Dreamers are fun to be around, but they struggle to stay focused. In their idea frenzy, they are liable to forget to return phone calls, complete current projects, or even pay the rent. While Dreamers are more likely than anyone to conceive of brilliant solutions, they are less likely to follow through. Some of the most successful Dreamers we have met attribute their success to a partnership with a Doer.
Doers don’t imagine as much because they are obsessively focused on the logistics of execution. Doers get frustrated when, while brain-storming, there is no consideration for implementation. Doers often love new ideas, but their tendency is to immerse themselves in the next steps needed to truly actualize an idea. While Dreamers will quickly fall in love with an idea, Doers will start with doubt and then chip away at an idea until they love it (or, often, discount it). As Doers break an idea down, they become action-oriented organizers and valuable stewards. An idea can only become a reality once it is broken down into organized, actionable elements. If a brilliant and sexy idea seems intangible or unrealistic, Doers will become skeptical and appropriately deterred.
Then there are the Incrementalists – those with the ability to play the role of both Dreamer and Doer. Incrementalists shift between distinct phases of dreaming and doing. When imagination runs amok in the Dreamer phase, the Incrementalist begings to feel impatient. The deveoping sense of impatience brings on the Doer phase, and the idea at hand is pushed into execution. And when the time comes to pull back and dream again, the return is a welcome relief from being buried in the managerial mind-set. Thus, an Incrementalist is able to bask in idea generation, distill the Action Steps needed, and then push ideas into action with tenacity.

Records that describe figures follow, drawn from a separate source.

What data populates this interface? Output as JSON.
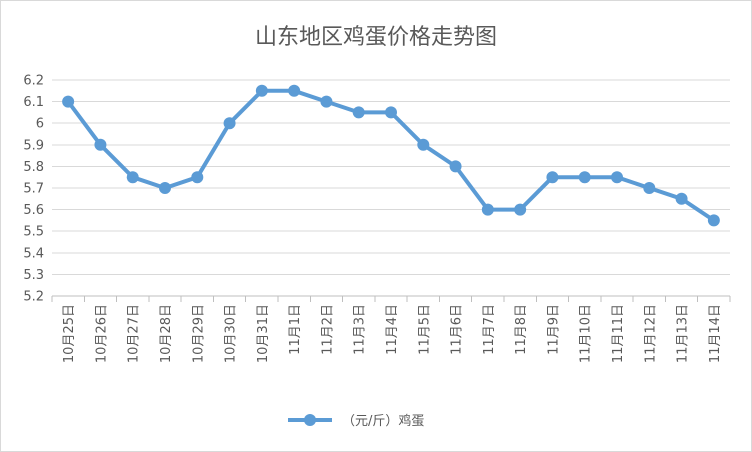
{
  "chart_data": {
    "type": "line",
    "title": "山东地区鸡蛋价格走势图",
    "categories": [
      "10月25日",
      "10月26日",
      "10月27日",
      "10月28日",
      "10月29日",
      "10月30日",
      "10月31日",
      "11月1日",
      "11月2日",
      "11月3日",
      "11月4日",
      "11月5日",
      "11月6日",
      "11月7日",
      "11月8日",
      "11月9日",
      "11月10日",
      "11月11日",
      "11月12日",
      "11月13日",
      "11月14日"
    ],
    "series": [
      {
        "name": "（元/斤）鸡蛋",
        "color": "#5b9bd5",
        "values": [
          6.1,
          5.9,
          5.75,
          5.7,
          5.75,
          6.0,
          6.15,
          6.15,
          6.1,
          6.05,
          6.05,
          5.9,
          5.8,
          5.6,
          5.6,
          5.75,
          5.75,
          5.75,
          5.7,
          5.65,
          5.55
        ]
      }
    ],
    "yticks": [
      "5.2",
      "5.3",
      "5.4",
      "5.5",
      "5.6",
      "5.7",
      "5.8",
      "5.9",
      "6",
      "6.1",
      "6.2"
    ],
    "ylim": [
      5.2,
      6.2
    ],
    "grid": true,
    "legend_position": "bottom"
  }
}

You might be thinking that becoming an Incrementalist is the Holy Grail for making ideas happen. The transformative capacity of the Incrementalist appears attractive until you consider the inherent limitations. With the ability to rapidly develop and then execute ideas, the Incrementalist finds him- or herself leading multiple projects (and, in many cases, multiple businesses) simultaniously.
Incrementalists have the tendency to conceive and execute too many ideas simply because they can. This rare capability can lead to an overwhelming set of responsibilities to maintain multiple projects at the expense of ever making one particular project an extraordinary success. In my research, I came across many Incrementalists who were known within their communities for their many projects but never on a global scale. The Incrementalist’s brands, products, and ideas are seldom sufficiently pushed to their full potential.
While a Doer and a Dreamer are best paired with each other, Incrementalists can thrive when they are paired with either one. Incrementalists are the “O” blood type of the world of collaboration – the universal donor. After talking to many Incrementalists about their most successful projects, I found that they just need to be pushed one way or the other. A Doer will push the Incrementalists into more of a Dreamer mode when necessary, while a Dreamer brings out the Incrementalist’s impatience and organizational Doer-like tendencies.
And so there is no ideal category. The Doers, Dreamers, and Incrementalists all have their own strengths and limitations. However, once you consider which type you might be, you can leverage the forces around you – potential partnerships, organizational tools, and other resources – that can make all the difference.
I’m not sure, but having looked at the downsides of being an Incrementalist, they seem familiar… maybe that’s me. How about you? Are you a Dreamer, a Doer, or an Incrementalist?